Here are some key steps for healthcare leaders looking to start, optimize or expand their telehealth programs:
1. Assess: Start with an assessment of where you are today. As an organization that’s adopted telehealth through the pandemic, chances are you have technology with redundant capabilities. Is there one platform you can use to support the use cases you have identified?
2. Lead: Change management requires executive sponsorship to jumpstart a new initiative, tying it clearly to organizational mission, vision and value.

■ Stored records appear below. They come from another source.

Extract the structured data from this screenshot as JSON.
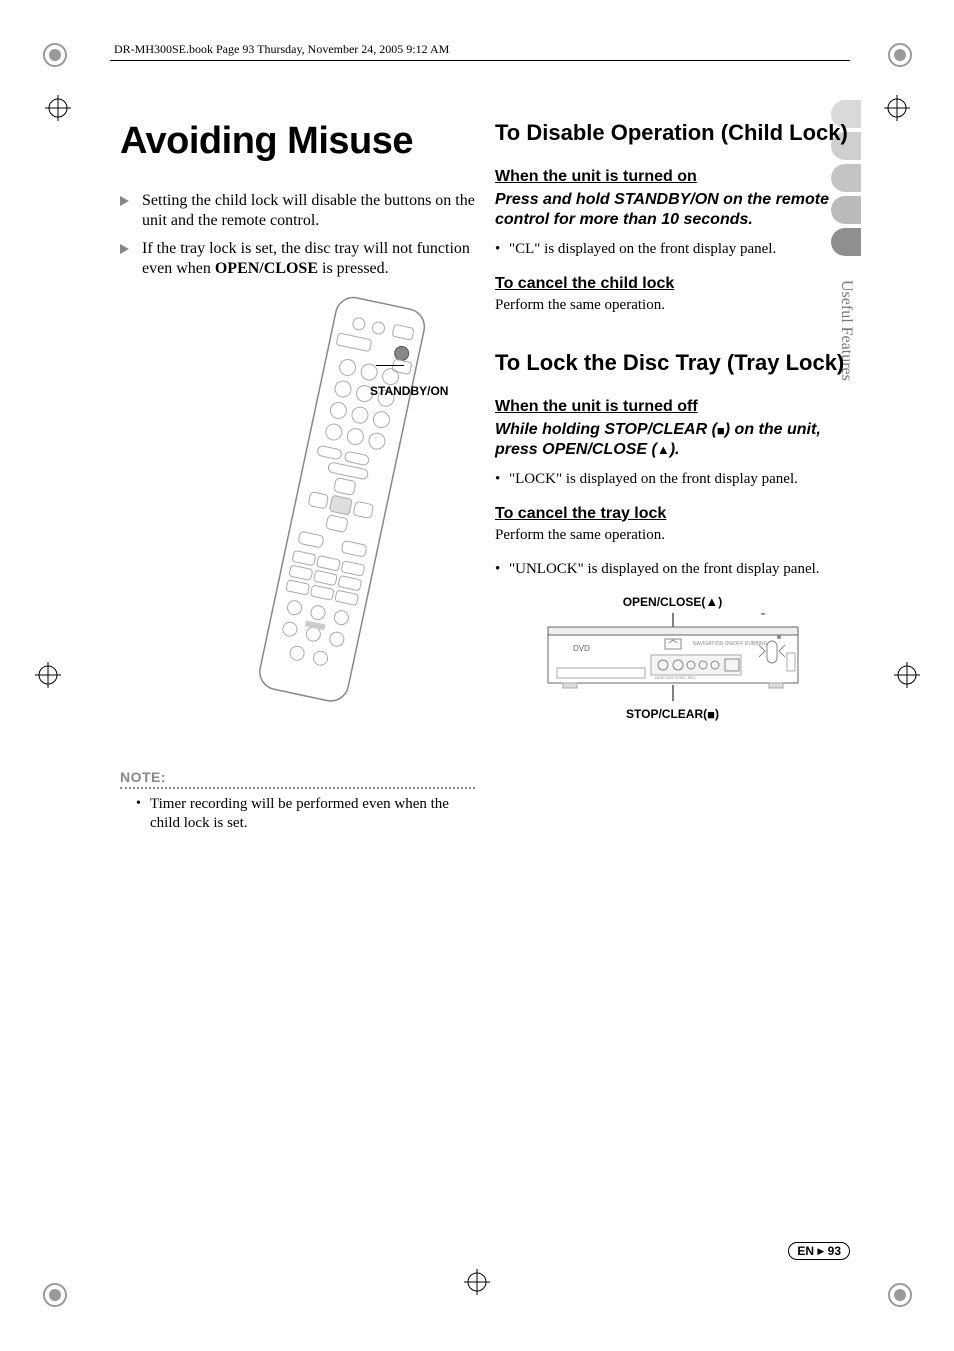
{
  "header": {
    "crop_text": "DR-MH300SE.book  Page 93  Thursday, November 24, 2005  9:12 AM"
  },
  "side": {
    "label": "Useful Features"
  },
  "left": {
    "title": "Avoiding Misuse",
    "bullets": [
      {
        "pre": "Setting the child lock will disable the buttons on the unit and the remote control."
      },
      {
        "pre": "If the tray lock is set, the disc tray will not function even when ",
        "bold": "OPEN/CLOSE",
        "post": " is pressed."
      }
    ],
    "remote_callout": "STANDBY/ON",
    "note_label": "NOTE:",
    "note_items": [
      "Timer recording will be performed even when the child lock is set."
    ]
  },
  "right": {
    "section1": {
      "heading": "To Disable Operation (Child Lock)",
      "sub1": "When the unit is turned on",
      "instruct1": "Press and hold STANDBY/ON on the remote control for more than 10 seconds.",
      "bullet1": "\"CL\" is displayed on the front display panel.",
      "sub2": "To cancel the child lock",
      "text2": "Perform the same operation."
    },
    "section2": {
      "heading": "To Lock the Disc Tray (Tray Lock)",
      "sub1": "When the unit is turned off",
      "instruct_pre": "While holding STOP/CLEAR (",
      "instruct_mid": ") on the unit, press OPEN/CLOSE (",
      "instruct_post": ").",
      "bullet1": "\"LOCK\" is displayed on the front display panel.",
      "sub2": "To cancel the tray lock",
      "text2": "Perform the same operation.",
      "bullet2": "\"UNLOCK\" is displayed on the front display panel.",
      "callout_top": "OPEN/CLOSE(",
      "callout_top_post": ")",
      "callout_bot": "STOP/CLEAR(",
      "callout_bot_post": ")"
    }
  },
  "footer": {
    "lang": "EN",
    "page": "93"
  }
}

3. Measure: Leaders should measure the ongoing use and outcomes of the program against organizational key performance indicators, so buy-in supports further interest and investment for future telehealth expansion.
4. Prepare: Anticipate the disruption telehealth will create to clinical workflows. You are creating a new standard of care that’s a hybrid of in-person and virtual, so you need to set expectations. (My company is doing research in this area, and I will share outcomes in a future article.)
5. Grow: Add to your telehealth program only as the clinical and business use cases become clear.
I contrast the two epochs of my life and see now what I couldn’t see as a youth in Texas: the glaring inequities in access to care for many of the most vulnerable in our society. As a physician and as a businessperson, I see opportunity for the healthcare industry to do good by unlocking the potential of providers to deliver expert care from anywhere to where it is most needed, at a sustainable cost.